Remider: BIDI inter-label tests in -02

Sat Sep 6 00:44:30 CEST 2008

--On Friday, 05 September, 2008 22:54 +0200 Harald Alvestrand
<harald at alvestrand.no> wrote:

>...
>> Harald,
>> 
>> FWIW, let me describe where I think we emerged from Dublin on
>> this (some of this fall into the category of what I think of
>> as corollaries to the discussions, not the meeting discussions
>> themselves).
>> 
>> 	(1) Any requirement for inter-label checking is a
>> 	showstopper for DNS reasons and will remain a
>> 	showstopper regardless of anything this WG may or may
>> 	not wish to conclude.  Put differently, including a
>> 	requirement for inter-label checking in a document is
>> 	just a way to ensure that the document will be shot down
>> 	by the DNS community during Last Call.    Andrew or
>> 	others who raised the issue in Dublin might want to
>> 	clarify or affirm this, but my impression is any
>> 	statement that uses 2119-normative language (other than
>> 	MAY) would constitute a requirement in that regard.
>>   
> I would like those who hold this position to speak up. I don't
> understand that position, and would like to understand it
> (whether I agree with it or not) before giving up on this
> point.

See Andrew's note.

>> 	(2) URIs do not contain domain names in U-label form.
>> 	It is, at best, in poor stylistic taste for them to
>> 	contain non-ASCII characters in the domain field using
>> 	percent-encoding of U-labels rather than A-labels.
>> 	Because there are no manifest RtoL characters in URIs
>> 	(because there are no non-ASCII characters), there are
>> 	no RtoL-related URI display issues.  
>>   
> I was trying hard to not mention URIs in *this* message at
> all, because the question of IRIs vs URIs and
> what-occurs-where is, to my mind, both very knotty and deeply
> irrelevant to the question I am trying to ask, which is all
> about what the lookup process of a domain name with U-labels
> in it is permitted to do. So I'll ignore this issue on this
> particular thread.

Ok, but, because of the issue that follows, these aren't quite
separable.

>> 	(3) Some referral/indirection URIs constitute an
>> 	interesting challenge.  Regardless of what current (and
>> 	draft) versions of the URI and IRI may say (or be
>> 	construed as saying), the domain-part of a URI is
>> 	clearly a "domain name slot" as that term is defined in
>> 	IDNA2003 (the definition in IDNA2008 is no different,
>> 	but I want to stress that this is not a new decision).
>> 	As such, it is expected to contain a U-label or A-label
>...
>> 	So one can have the "running text" problem, with or
>> 	without RtoL characters, even inside a URL and without
>> 	worrying about "paragraphs".
>> 	
>> 	If this is a problem for IRIs (and whether or not it is
>> 	is debatable), it is not a problem for this WG.
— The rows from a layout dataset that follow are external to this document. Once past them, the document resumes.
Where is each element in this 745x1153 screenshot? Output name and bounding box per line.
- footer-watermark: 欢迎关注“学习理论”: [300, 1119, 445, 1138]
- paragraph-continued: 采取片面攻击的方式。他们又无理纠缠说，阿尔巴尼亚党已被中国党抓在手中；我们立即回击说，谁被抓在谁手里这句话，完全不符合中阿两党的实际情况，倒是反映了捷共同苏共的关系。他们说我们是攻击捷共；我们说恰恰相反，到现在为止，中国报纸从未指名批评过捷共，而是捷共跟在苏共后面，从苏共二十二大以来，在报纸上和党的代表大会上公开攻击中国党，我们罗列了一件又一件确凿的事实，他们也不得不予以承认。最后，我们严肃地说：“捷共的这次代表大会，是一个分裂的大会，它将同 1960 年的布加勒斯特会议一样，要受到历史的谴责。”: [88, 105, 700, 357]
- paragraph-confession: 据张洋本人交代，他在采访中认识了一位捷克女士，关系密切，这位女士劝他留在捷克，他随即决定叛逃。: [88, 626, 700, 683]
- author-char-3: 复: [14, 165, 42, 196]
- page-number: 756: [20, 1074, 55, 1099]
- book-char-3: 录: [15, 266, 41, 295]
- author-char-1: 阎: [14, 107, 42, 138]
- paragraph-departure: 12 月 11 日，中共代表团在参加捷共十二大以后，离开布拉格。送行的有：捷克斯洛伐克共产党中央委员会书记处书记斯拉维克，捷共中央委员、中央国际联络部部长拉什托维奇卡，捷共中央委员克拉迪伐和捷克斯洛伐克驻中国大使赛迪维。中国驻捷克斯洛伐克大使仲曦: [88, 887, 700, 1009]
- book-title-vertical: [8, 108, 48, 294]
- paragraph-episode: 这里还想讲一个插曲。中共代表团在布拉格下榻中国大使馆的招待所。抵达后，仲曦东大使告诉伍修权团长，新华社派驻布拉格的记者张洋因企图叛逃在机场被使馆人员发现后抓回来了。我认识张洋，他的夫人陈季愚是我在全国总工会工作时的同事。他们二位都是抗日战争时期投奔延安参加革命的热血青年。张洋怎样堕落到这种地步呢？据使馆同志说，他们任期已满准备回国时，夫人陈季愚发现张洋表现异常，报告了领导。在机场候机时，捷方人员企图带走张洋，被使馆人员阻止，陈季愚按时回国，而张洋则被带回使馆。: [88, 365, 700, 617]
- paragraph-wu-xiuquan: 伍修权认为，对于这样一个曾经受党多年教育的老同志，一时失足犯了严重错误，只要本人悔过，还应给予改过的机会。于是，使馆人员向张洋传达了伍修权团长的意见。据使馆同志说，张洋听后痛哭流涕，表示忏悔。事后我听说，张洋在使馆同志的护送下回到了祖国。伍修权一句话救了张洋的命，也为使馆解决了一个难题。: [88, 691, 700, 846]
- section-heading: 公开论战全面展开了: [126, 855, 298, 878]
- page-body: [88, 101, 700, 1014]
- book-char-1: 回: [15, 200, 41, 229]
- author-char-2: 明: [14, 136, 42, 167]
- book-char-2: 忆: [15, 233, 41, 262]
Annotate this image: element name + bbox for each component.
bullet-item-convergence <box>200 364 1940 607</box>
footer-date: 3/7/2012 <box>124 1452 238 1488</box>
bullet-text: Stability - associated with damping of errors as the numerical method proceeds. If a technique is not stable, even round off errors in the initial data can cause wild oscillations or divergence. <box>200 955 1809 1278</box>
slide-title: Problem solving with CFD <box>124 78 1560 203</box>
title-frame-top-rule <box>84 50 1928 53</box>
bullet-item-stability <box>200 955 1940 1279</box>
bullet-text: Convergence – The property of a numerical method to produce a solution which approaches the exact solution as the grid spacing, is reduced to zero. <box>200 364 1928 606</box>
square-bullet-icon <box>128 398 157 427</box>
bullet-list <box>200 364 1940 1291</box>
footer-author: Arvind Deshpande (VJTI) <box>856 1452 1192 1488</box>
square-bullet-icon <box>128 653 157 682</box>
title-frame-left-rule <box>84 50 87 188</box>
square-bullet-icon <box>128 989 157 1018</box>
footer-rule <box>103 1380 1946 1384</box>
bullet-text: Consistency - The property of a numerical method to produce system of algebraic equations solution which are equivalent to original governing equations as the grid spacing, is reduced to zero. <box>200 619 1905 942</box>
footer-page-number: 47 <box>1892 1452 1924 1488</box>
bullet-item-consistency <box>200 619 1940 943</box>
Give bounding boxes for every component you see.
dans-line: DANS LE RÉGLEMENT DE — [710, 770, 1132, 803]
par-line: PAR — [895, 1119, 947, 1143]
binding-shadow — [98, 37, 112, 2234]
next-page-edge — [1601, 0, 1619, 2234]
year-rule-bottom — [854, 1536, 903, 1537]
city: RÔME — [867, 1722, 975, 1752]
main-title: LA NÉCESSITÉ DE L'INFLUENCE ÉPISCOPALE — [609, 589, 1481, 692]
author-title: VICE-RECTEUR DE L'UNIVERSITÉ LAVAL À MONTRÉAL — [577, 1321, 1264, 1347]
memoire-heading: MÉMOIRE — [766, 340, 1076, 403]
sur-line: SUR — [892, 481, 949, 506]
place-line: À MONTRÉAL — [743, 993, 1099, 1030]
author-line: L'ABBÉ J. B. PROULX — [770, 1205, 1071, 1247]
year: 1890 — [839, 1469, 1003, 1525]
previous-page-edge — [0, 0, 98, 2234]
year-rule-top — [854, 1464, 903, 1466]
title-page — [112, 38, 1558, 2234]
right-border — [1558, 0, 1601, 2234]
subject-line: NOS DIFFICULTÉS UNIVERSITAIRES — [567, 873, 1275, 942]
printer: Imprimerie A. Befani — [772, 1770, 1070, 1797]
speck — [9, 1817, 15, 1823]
> Good point, and to my mind a very good example of why we
> should just focus on what happens to domain names when they
> are displayed as if they were plain text.

>> Now, while I have never been an advocate of positions like "we
>> can't address all of the cases and solve all of the problems,
>> therefore we should do nothing", I'm finding that this leads
>> me to a position close to Alireza's conclusion (if I
>> understand that conclusion correctly).  However, I also see
>> zone policies and registration procedures as an important
>> part of the protocol.  To me, that means removing all of the
>> normative language from the bulleted paragraph above and
>> replacing it with some lavish advice that points out the
>> nasty things that can happen when naive (or not-so-naive)
>> rendering engines display labels containing certain types of
>> characters in certain positions next to labels containing
>> certain other types of characters.  I think that advice
>> should explain the cases, give examples, and (i) indicate
>> that administrators of zones that contain RtoL characters in
>> labels or that point into such zones (via CNAME, DNAME, and
>> maybe URI-containing NAPTR records) ought to be very careful
>> what they do and wish for lest massive user confusion and
>> astonishment occur and (ii) that applications software that
>> renders these strings in native-character form (certainly
>> including URI-> IRI conversion and display programs) ought to
>> be very sensitive to these issues as well, perhaps contriving
>> to warn users that what they are seeing might not be what
>> they might expect to see.  
>>   
> I think the text you are asking for is already present in the
> document, but would like your suggestions for improving the
> text.

I will try to review it this weekend in the light of things I
think I understand now but clearly did not understand going into
the Dublin meeting.

> So I'll conclude that you think I should remove the bulleted
> point. Is that a correct interpretation?

yes.  see above.

>> Much as I'd like to do more, I don't see a path that would
>> permit us to do so.
> If your conclusion that the bullet I've called out, as it is
> now written, will cause the document to be blocked
> indefinitely is correct, I agree. I would, however, like to
> have the people who hold that position to explain their
> position.

Again, see Andrew's note as a starting point.  If we can make
those problems go away somehow, my position on this softens.
But, perhaps unlike Andrew, I do not believe that changing the
terminology in Protocol will help at all with the underlying
problem.

    john